This notion of calibratedness seems to have bad properties to me. Consider a situation where I’m trying to guess a distribution for the outcomes of a coin flip with a coin which, my information tells me, lands “heads” 99% of the time. Then a guess of 50% and 50% is “calibrated” because of the 50% predictions I make, exactly half come out right. But a guess 49.9% heads and 50.1% tails is horribly calibrated; the “49.9%” predictions come out 99% correct, and the “50.1%” predictions come out 1% correct. So the concept, as defined like this, seems hypersensitive, and therefore not very useful. I think a proper definition must necessarily be in terms of relative entropy, or perhaps considering Bayesian posteriors from subsets of your information, but I still don’t see how it should work. Sorry if someone already gave a robust definition that I missed.

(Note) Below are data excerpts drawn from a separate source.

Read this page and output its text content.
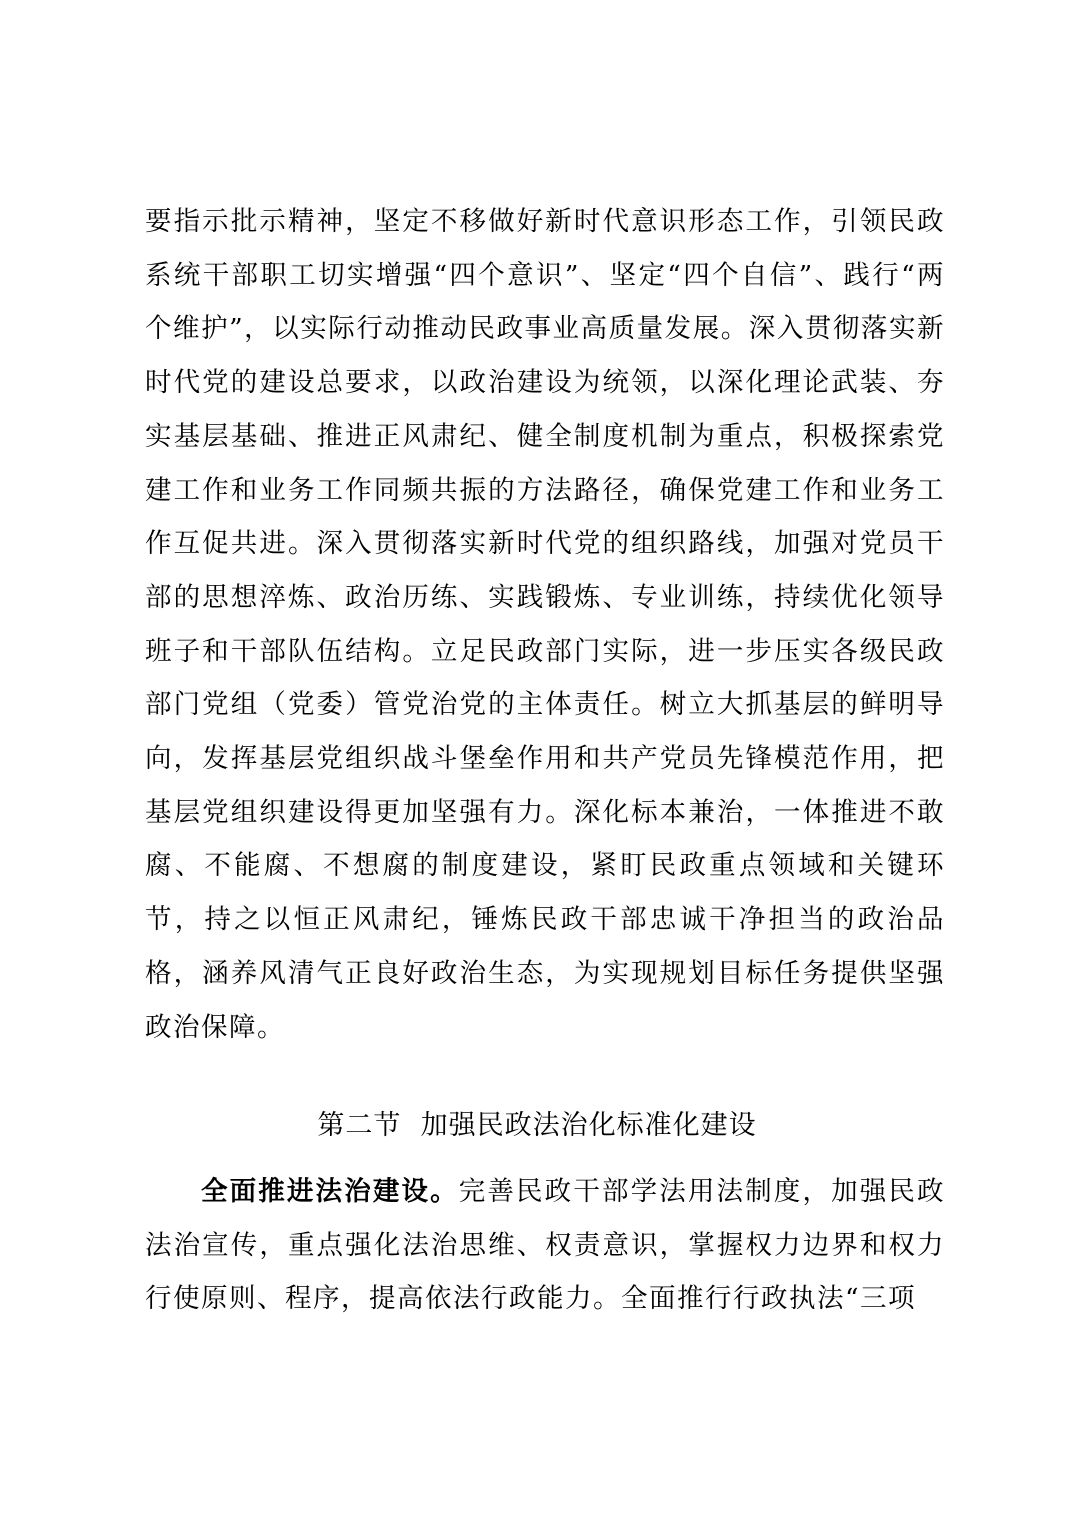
要指示批示精神，坚定不移做好新时代意识形态工作，引领民政系统干部职工切实增强“四个意识”、坚定“四个自信”、践行“两个维护”，以实际行动推动民政事业高质量发展。深入贯彻落实新时代党的建设总要求，以政治建设为统领，以深化理论武装、夯实基层基础、推进正风肃纪、健全制度机制为重点，积极探索党建工作和业务工作同频共振的方法路径，确保党建工作和业务工作互促共进。深入贯彻落实新时代党的组织路线，加强对党员干部的思想淬炼、政治历练、实践锻炼、专业训练，持续优化领导班子和干部队伍结构。立足民政部门实际，进一步压实各级民政部门党组（党委）管党治党的主体责任。树立大抓基层的鲜明导向，发挥基层党组织战斗堡垒作用和共产党员先锋模范作用，把基层党组织建设得更加坚强有力。深化标本兼治，一体推进不敢腐、不能腐、不想腐的制度建设，紧盯民政重点领域和关键环节，持之以恒正风肃纪，锤炼民政干部忠诚干净担当的政治品格，涵养风清气正良好政治生态，为实现规划目标任务提供坚强政治保障。

第二节  加强民政法治化标准化建设

全面推进法治建设。完善民政干部学法用法制度，加强民政法治宣传，重点强化法治思维、权责意识，掌握权力边界和权力行使原则、程序，提高依法行政能力。全面推行行政执法“三项
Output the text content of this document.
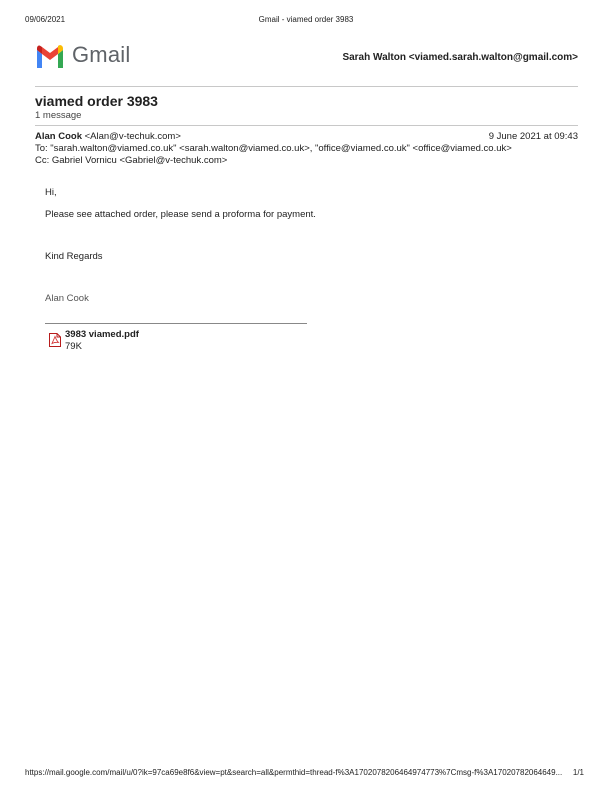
09/06/2021	Gmail - viamed order 3983
Gmail	Sarah Walton <viamed.sarah.walton@gmail.com>
viamed order 3983
1 message
Alan Cook <Alan@v-techuk.com>	9 June 2021 at 09:43
To: "sarah.walton@viamed.co.uk" <sarah.walton@viamed.co.uk>, "office@viamed.co.uk" <office@viamed.co.uk>
Cc: Gabriel Vornicu <Gabriel@v-techuk.com>
Hi,
Please see attached order, please send a proforma for payment.
Kind Regards
Alan Cook
3983 viamed.pdf
79K
https://mail.google.com/mail/u/0?ik=97ca69e8f6&view=pt&search=all&permthid=thread-f%3A1702078206464974773%7Cmsg-f%3A17020782064649... 1/1
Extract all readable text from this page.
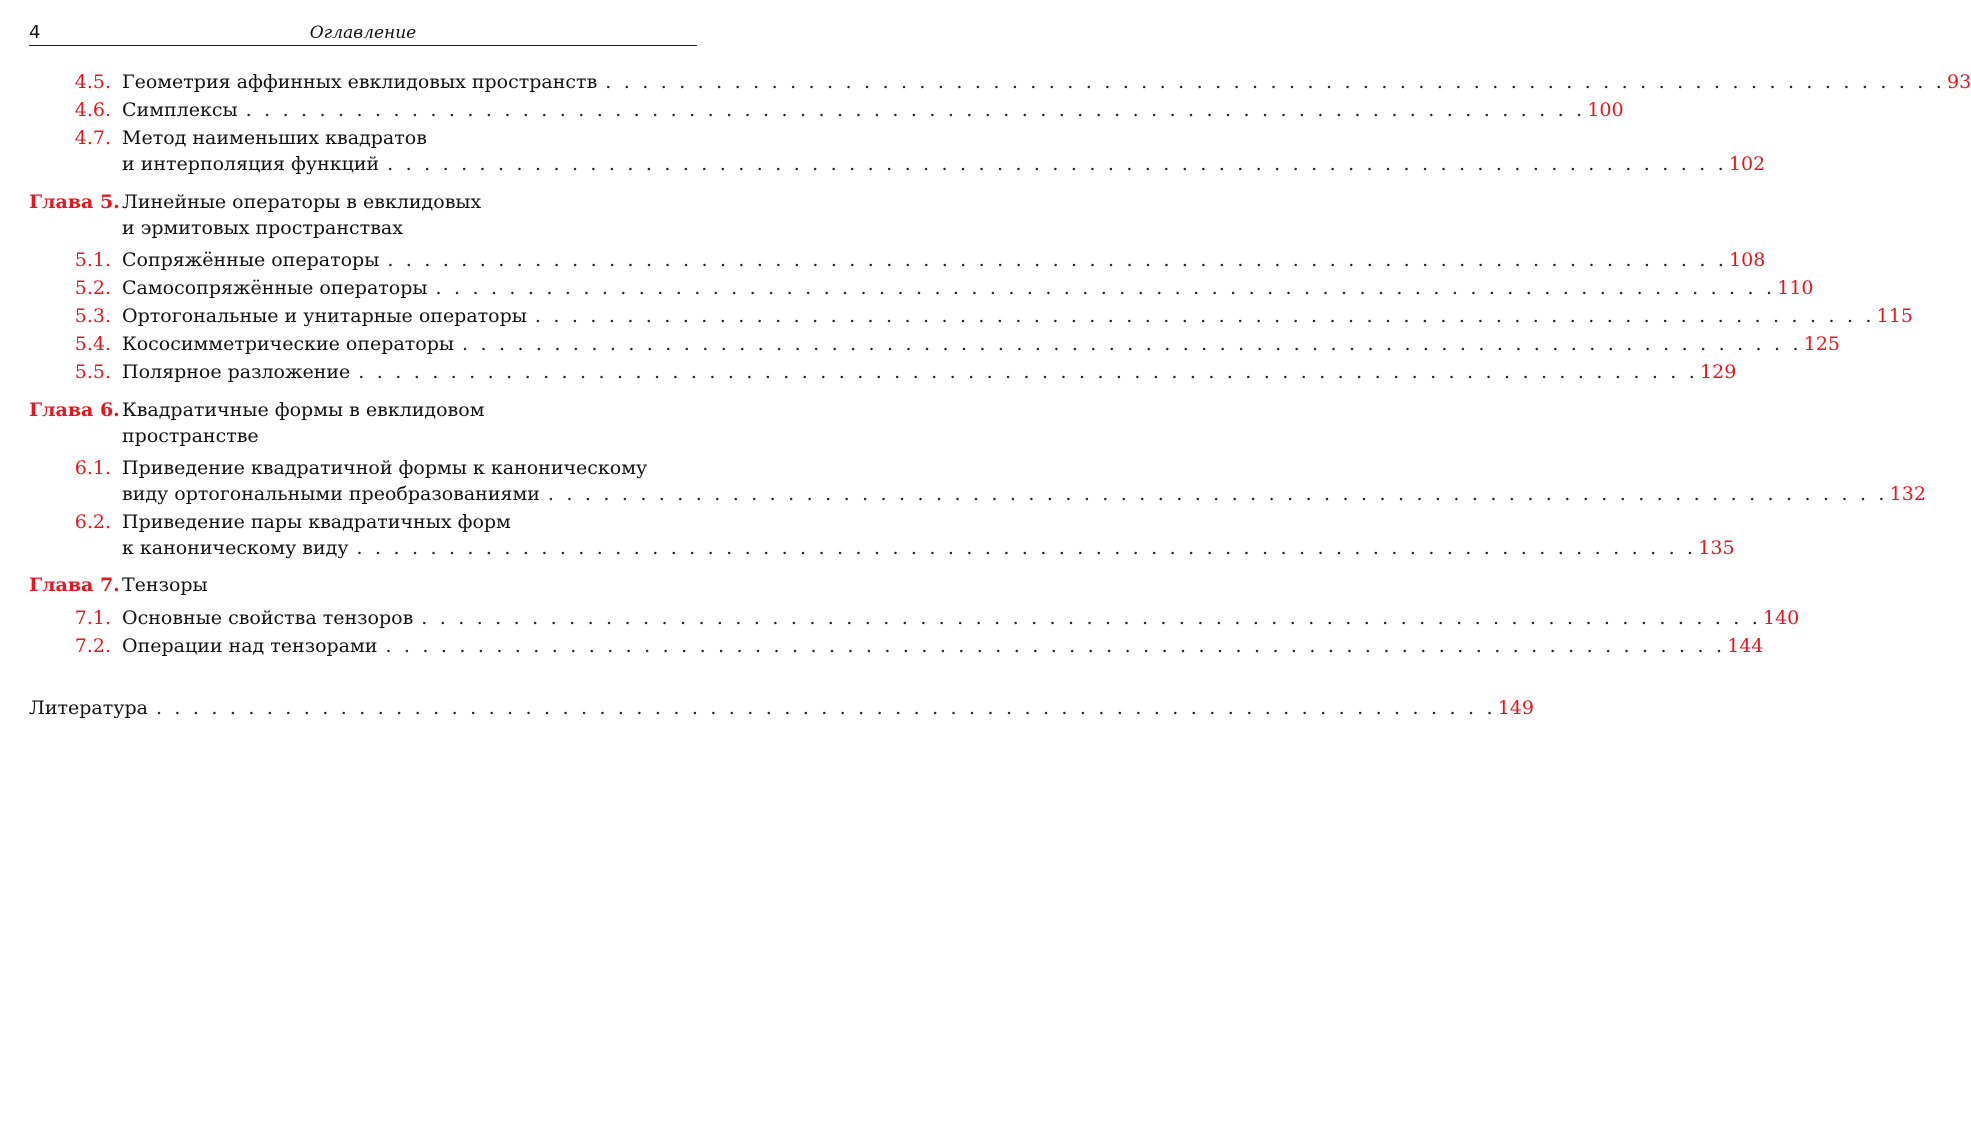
4	Оглавление
4.5. Геометрия аффинных евклидовых пространств . . . . . . . . . . . . . . . . . . . . . . . . . . . . . . . . . . . . . . . . . . . . . . . . . . . . . . . . . . . . . . . . . . . . . . . . . 93
4.6. Симплексы . . . . . . . . . . . . . . . . . . . . . . . . . . . . . . . . . . . . . . . . . . . . . . . . . . . . . . . . . . . . . . . . . . . . . . . . . 100
4.7. Метод наименьших квадратов
и интерполяция функций . . . . . . . . . . . . . . . . . . . . . . . . . . . . . . . . . . . . . . . . . . . . . . . . . . . . . . . . . . . . . . . . . . . . . . . . . 102
Глава 5. Линейные операторы в евклидовых
и эрмитовых пространствах
5.1. Сопряжённые операторы . . . . . . . . . . . . . . . . . . . . . . . . . . . . . . . . . . . . . . . . . . . . . . . . . . . . . . . . . . . . . . . . . . . . . . . . . 108
5.2. Самосопряжённые операторы . . . . . . . . . . . . . . . . . . . . . . . . . . . . . . . . . . . . . . . . . . . . . . . . . . . . . . . . . . . . . . . . . . . . . . . . . 110
5.3. Ортогональные и унитарные операторы . . . . . . . . . . . . . . . . . . . . . . . . . . . . . . . . . . . . . . . . . . . . . . . . . . . . . . . . . . . . . . . . . . . . . . . . . 115
5.4. Кососимметрические операторы . . . . . . . . . . . . . . . . . . . . . . . . . . . . . . . . . . . . . . . . . . . . . . . . . . . . . . . . . . . . . . . . . . . . . . . . . 125
5.5. Полярное разложение . . . . . . . . . . . . . . . . . . . . . . . . . . . . . . . . . . . . . . . . . . . . . . . . . . . . . . . . . . . . . . . . . . . . . . . . . 129
Глава 6. Квадратичные формы в евклидовом
пространстве
6.1. Приведение квадратичной формы к каноническому
виду ортогональными преобразованиями . . . . . . . . . . . . . . . . . . . . . . . . . . . . . . . . . . . . . . . . . . . . . . . . . . . . . . . . . . . . . . . . . . . . . . . . . 132
6.2. Приведение пары квадратичных форм
к каноническому виду . . . . . . . . . . . . . . . . . . . . . . . . . . . . . . . . . . . . . . . . . . . . . . . . . . . . . . . . . . . . . . . . . . . . . . . . . 135
Глава 7. Тензоры
7.1. Основные свойства тензоров . . . . . . . . . . . . . . . . . . . . . . . . . . . . . . . . . . . . . . . . . . . . . . . . . . . . . . . . . . . . . . . . . . . . . . . . . 140
7.2. Операции над тензорами . . . . . . . . . . . . . . . . . . . . . . . . . . . . . . . . . . . . . . . . . . . . . . . . . . . . . . . . . . . . . . . . . . . . . . . . . 144
Литература . . . . . . . . . . . . . . . . . . . . . . . . . . . . . . . . . . . . . . . . . . . . . . . . . . . . . . . . . . . . . . . . . . . . . . . . . 149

Nick: If you don’t mean expected log probability, then I don’t know what you’re talking about. And if you do, it seems to me that you’re saying that well-calibratedness means that relative entropy of the “correct” distribution relative to yours is equal to your entropy. But then the uniform prior doesn’t seem well-calibrated; again, consider a coin that lands “heads” 99% of the time. Then your entropy is 1, while the relative entropy of the “correct” distribution is (-log(99%)-log(1%))/2, which is >2.
Could you give a more precise definition of “calibrated”? Your example of 1⁄37 for each of 37 different possibilities, justified by saying that indeed one of the 37 will happen, seems facile. Do you mean that the “correct” distribution, relative to your guess, has low relative entropy?